Grambling State University has been approved to develop an undergraduate cybersecurity degree program, a field that university officials say will position the university to receive funding and enrollment opportunities through one of the nation’s emerging fields of industry.
The University of Louisiana Board of Regents unanimously approved the school’s letter of intent to create the program, which clears the university to create curriculum and to secure funding for the new program.
(Grambling State President Rick) Gallot said cybersecurity is an important part of the university’s effort to strengthen its academic offerings and provide cutting-edge, relevant professional opportunities for students. An estimated 2 million cybersecurity workers will be needed by 2019, and there’s been a 3500 percent growth in cybersecurity spending since 2004, he said. Grambling is well positioned with its current computer and information sciences degrees to add this new degree.
“We have everything we need to launch this as a full degree program, including significant student interest, four tenure track professors already teaching computer science, nine related courses already a part of the curriculum and 12 courses moving through our university academics committee process,” said Gallot. “Two more faculty members are scheduled to be hired.”

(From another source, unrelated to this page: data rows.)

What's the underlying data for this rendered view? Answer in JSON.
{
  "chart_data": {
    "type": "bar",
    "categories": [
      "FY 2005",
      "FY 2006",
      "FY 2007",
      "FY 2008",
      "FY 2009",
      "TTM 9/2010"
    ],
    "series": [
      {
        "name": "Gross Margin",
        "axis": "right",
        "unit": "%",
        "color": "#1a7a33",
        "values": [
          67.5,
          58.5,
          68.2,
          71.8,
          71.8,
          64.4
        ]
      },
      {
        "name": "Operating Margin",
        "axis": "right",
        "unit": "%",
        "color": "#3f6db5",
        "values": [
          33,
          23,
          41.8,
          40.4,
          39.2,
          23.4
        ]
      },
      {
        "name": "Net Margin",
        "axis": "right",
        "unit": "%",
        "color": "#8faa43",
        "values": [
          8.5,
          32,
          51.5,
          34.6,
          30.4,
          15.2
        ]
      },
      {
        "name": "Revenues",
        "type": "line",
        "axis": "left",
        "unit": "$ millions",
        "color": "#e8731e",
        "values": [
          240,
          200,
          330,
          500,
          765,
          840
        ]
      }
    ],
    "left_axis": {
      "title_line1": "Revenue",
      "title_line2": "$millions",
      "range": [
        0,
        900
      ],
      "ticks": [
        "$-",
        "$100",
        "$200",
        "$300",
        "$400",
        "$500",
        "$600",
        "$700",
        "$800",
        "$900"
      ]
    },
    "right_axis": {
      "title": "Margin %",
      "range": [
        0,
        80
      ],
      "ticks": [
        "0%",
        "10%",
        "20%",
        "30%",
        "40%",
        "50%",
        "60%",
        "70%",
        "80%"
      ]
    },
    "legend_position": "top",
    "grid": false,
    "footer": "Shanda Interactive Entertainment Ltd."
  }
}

The announcement comes just one week after Louisiana Governor John Bel Edwards announced a statewide commission dedicated to growing cybersecurity industry within state borders. When established, Grambling’s program would be the first in the state for cybersecurity, but the second within a five-mile radius with teaching and training for network safekeeping or design.
Since its launch in 2014, Louisiana Tech University’s cyber engineering degree program has built campus-based research centers and cultivated partnerships with governmental agencies and private corporations to pioneer Louisiana’s cyber job market.